La Sentencia del Tribunal Supremo de 17 de mayo de 2002 (RJ 2002713), compendia la jurisprudencia relativa a la aplicación de circunstancias modificativas de la responsabilidad criminal, señalando que "con arreglo al Código Penal de 1995 (RCL 1995170 y RCL 1996, 777 ), la intoxicación por bebidas alcohólicas se halla contemplada juntamente con la derivada del consumo de drogas e integraría la eximente del núm. 2º del art. 20 , cuando determine una disminución de las facultades psíquicas tan importante, que impida al autor del hecho delictivo comprender la ilicitud del mismo o actuar conforme a esa comprensión, siempre que la embriaguez no hubiese sido buscada de propósito para cometer la infracción penal, y que no se hubiese previsto o debido prever su comisión. Cuando la pérdida de las facultades intelectivas o volitivas del acusado, a consecuencia de la embriaguez, sin privarle de la capacidad de comprender la ilicitud del acto o de actuar conforme a tal comprensión, disminuya de forma importante tal capacidad de comprensión y de decisión, deberá apreciarse la eximente incompleta de intoxicación etílica, al amparo del núm. 1º del art. 21 del Código Penal de 1995, en relación con el núm. 2º del art. 20 del mismo cuerpo legal, o la simple atenuante del art. 21.2ª , cuando el culpable actúe a causa de su grave adicción al consumo de bebidas alcohólicas, o bien la analógica del art. 21.6ª , cuando la disminución de la voluntad y de la capacidad de querer sea leve, cualquiera que sean las circunstancias que la motivan, que deberá traducirse igualmente en una disminución de su capacidad cognoscitiva y volitiva, apreciada judicialmente.

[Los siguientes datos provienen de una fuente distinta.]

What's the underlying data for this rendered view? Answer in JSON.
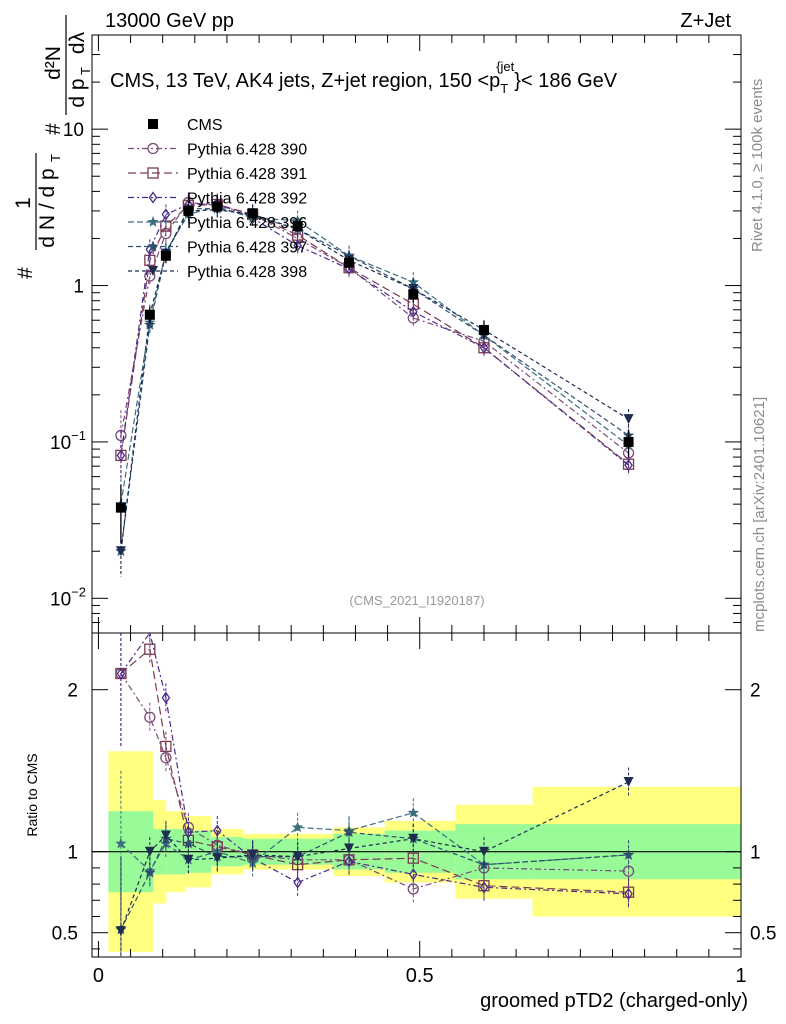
{
  "header": {
    "left": "13000 GeV pp",
    "right": "Z+Jet"
  },
  "side_labels": {
    "rivet": "Rivet 4.1.0, ≥ 100k events",
    "mcplots": "mcplots.cern.ch [arXiv:2401.10621]"
  },
  "analysis_id": "(CMS_2021_I1920187)",
  "chart_data": [
    {
      "panel": "main",
      "type": "scatter",
      "title": "CMS, 13 TeV, AK4 jets, Z+jet region, 150 <p_T^jet> < 186 GeV",
      "title_parts": {
        "pre": "CMS, 13 TeV, AK4 jets, Z+jet region, 150 <p",
        "sub": "T",
        "sup": "{jet",
        "post": "}< 186 GeV"
      },
      "ylabel": "1/(dN/dp_T) d²N/(dp_T dλ)",
      "ylabel_parts": {
        "n1": "1",
        "d1": "d N / d p",
        "n2": "d²N",
        "d2": "d p",
        "d2b": "dλ",
        "hash": "#",
        "t": "T"
      },
      "yscale": "log",
      "ylim": [
        0.006,
        40
      ],
      "xlim": [
        -0.01,
        1.0
      ],
      "ytick_labels": [
        {
          "v": 0.01,
          "base": "10",
          "exp": "−2"
        },
        {
          "v": 0.1,
          "base": "10",
          "exp": "−1"
        },
        {
          "v": 1,
          "base": "1",
          "exp": ""
        },
        {
          "v": 10,
          "base": "10",
          "exp": ""
        }
      ],
      "x": [
        0.035,
        0.08,
        0.105,
        0.14,
        0.185,
        0.24,
        0.31,
        0.39,
        0.49,
        0.6,
        0.825
      ],
      "data": {
        "name": "CMS",
        "values": [
          0.038,
          0.65,
          1.55,
          3.0,
          3.2,
          2.9,
          2.4,
          1.4,
          0.88,
          0.52,
          0.1
        ],
        "err_rel": [
          0.4,
          0.12,
          0.1,
          0.1,
          0.08,
          0.08,
          0.08,
          0.1,
          0.12,
          0.14,
          0.2
        ]
      },
      "series": [
        {
          "name": "Pythia 6.428 390",
          "marker": "circle",
          "color": "#7a4a7a",
          "values": [
            0.11,
            1.15,
            2.15,
            3.4,
            3.25,
            2.85,
            2.0,
            1.3,
            0.62,
            0.44,
            0.085
          ]
        },
        {
          "name": "Pythia 6.428 391",
          "marker": "square",
          "color": "#7b3c52",
          "values": [
            0.082,
            1.45,
            2.4,
            3.25,
            3.3,
            2.85,
            2.1,
            1.3,
            0.76,
            0.4,
            0.072
          ]
        },
        {
          "name": "Pythia 6.428 392",
          "marker": "diamond",
          "color": "#4b2a8a",
          "values": [
            0.082,
            1.7,
            2.85,
            3.3,
            3.35,
            2.7,
            1.8,
            1.28,
            0.68,
            0.4,
            0.071
          ]
        },
        {
          "name": "Pythia 6.428 396",
          "marker": "star",
          "color": "#3e6e7e",
          "values": [
            0.04,
            0.58,
            1.65,
            2.85,
            3.2,
            2.7,
            2.6,
            1.55,
            1.05,
            0.48,
            0.095
          ]
        },
        {
          "name": "Pythia 6.428 397",
          "marker": "star",
          "color": "#2f4f6f",
          "values": [
            0.02,
            0.56,
            1.6,
            3.1,
            3.1,
            2.8,
            2.3,
            1.55,
            0.95,
            0.48,
            0.11
          ]
        },
        {
          "name": "Pythia 6.428 398",
          "marker": "triangle-down",
          "color": "#1c2d50",
          "values": [
            0.02,
            0.65,
            1.6,
            3.0,
            3.05,
            2.85,
            2.3,
            1.45,
            0.95,
            0.52,
            0.14
          ]
        }
      ],
      "legend_position": "top-left"
    },
    {
      "panel": "ratio",
      "type": "line",
      "ylabel": "Ratio to CMS",
      "ylim": [
        0.35,
        2.35
      ],
      "yticks": [
        0.5,
        1,
        2
      ],
      "ytick_labels": [
        "0.5",
        "1",
        "2"
      ],
      "xlabel": "groomed pTD2 (charged-only)",
      "xticks": [
        0,
        0.5,
        1
      ],
      "xtick_labels": [
        "0",
        "0.5",
        "1"
      ],
      "reference_line": 1,
      "bands": {
        "edges": [
          0,
          0.07,
          0.09,
          0.12,
          0.16,
          0.21,
          0.27,
          0.35,
          0.43,
          0.54,
          0.66,
          1.0
        ],
        "green": [
          0.25,
          0.14,
          0.14,
          0.13,
          0.09,
          0.08,
          0.08,
          0.11,
          0.13,
          0.17,
          0.17
        ],
        "yellow": [
          0.62,
          0.32,
          0.25,
          0.22,
          0.14,
          0.11,
          0.11,
          0.15,
          0.19,
          0.29,
          0.4
        ]
      },
      "x": [
        0.035,
        0.08,
        0.105,
        0.14,
        0.185,
        0.24,
        0.31,
        0.39,
        0.49,
        0.6,
        0.825
      ],
      "series": [
        {
          "name": "Pythia 6.428 390",
          "values": [
            2.1,
            1.83,
            1.58,
            1.15,
            1.04,
            0.98,
            0.95,
            0.95,
            0.77,
            0.9,
            0.88
          ]
        },
        {
          "name": "Pythia 6.428 391",
          "values": [
            2.1,
            2.25,
            1.65,
            1.07,
            1.03,
            0.98,
            0.92,
            0.95,
            0.96,
            0.79,
            0.75
          ]
        },
        {
          "name": "Pythia 6.428 392",
          "values": [
            2.1,
            2.4,
            1.95,
            1.12,
            1.13,
            0.96,
            0.81,
            0.94,
            0.86,
            0.78,
            0.74
          ]
        },
        {
          "name": "Pythia 6.428 396",
          "values": [
            1.05,
            0.88,
            1.05,
            0.95,
            1.0,
            0.93,
            1.15,
            1.13,
            1.24,
            0.92,
            0.98
          ]
        },
        {
          "name": "Pythia 6.428 397",
          "values": [
            0.52,
            0.87,
            1.08,
            1.05,
            0.97,
            0.97,
            0.97,
            1.12,
            1.08,
            0.92,
            0.98
          ]
        },
        {
          "name": "Pythia 6.428 398",
          "values": [
            0.51,
            1.0,
            1.1,
            0.95,
            0.96,
            0.98,
            0.97,
            1.02,
            1.08,
            1.0,
            1.43
          ]
        }
      ]
    }
  ]
}
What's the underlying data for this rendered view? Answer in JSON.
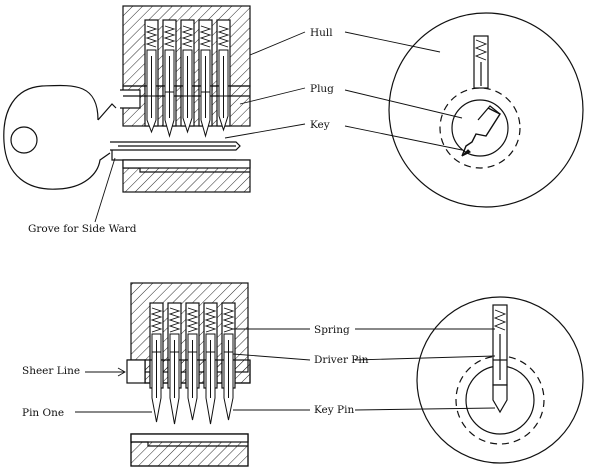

Los informes médicos aportados y esencialmente el de la médico forense especialista en psiquiatría (folios 208 y siguientes) es de fecha 15-12-2009, siendo el primer tratamiento que recibe en Agosto de 2005, es decir dos meses después de acaecer los hechos. Ello acredita que si bien el acusado tenía una severa dependencia al alcohol, sólo podemos concluir que dicha adicción le mermaba de forma severa sus capacidades de entender y de querer, no se las anulaba y por ello la apreciación de la atenuante muy cualificada apreciada en sentencia es ajustada a Derecho, como lo es la pena impuesta, rebajada la legalmente prevista en un grado por la no consumación del delito y en un segundo grado por la dependencia del alcohol que padece Juan Carlos .
SEGUNDO.- No apreciándose temeridad o mala fe por las partes procede declarar de oficio las costas causadas conforme a lo dispuesto en los arts. 239 y siguientes de la LECr .
VISTOS los preceptos legales citados y demás de general y pertinente aplicación.
Fallo
DESESTIMANDO el recurso de apelación interpuesto por la Procuradora Sra. Morena Morena, en representación de Juan Carlos contra la sentencia dictada por la Magistrado del Juzgado de lo Penal nº 3 Bis de Alcalá de Henares con fecha 22-10-10, en P.A. nº 625/07 , confirmamos dicha resolución.
Se declaran de oficio las costas causadas en esta alzada.
Contra esta sentencia no procede recurso alguno.
Devuélvanse las actuaciones al Juzgado de su procedencia, con testimonio de esta Sentencia, para su conocimiento y ejecución.
Así por esta nuestra sentencia, lo pronunciamos, mandamos y firmamos.
PUBLICACIÓN.- Leída y publicada ha sido la anterior sentencia por la Magistrado Ponente, estando celebrando Audiencia Pública en la Sección 16ª en el día de su fecha. Doy fe.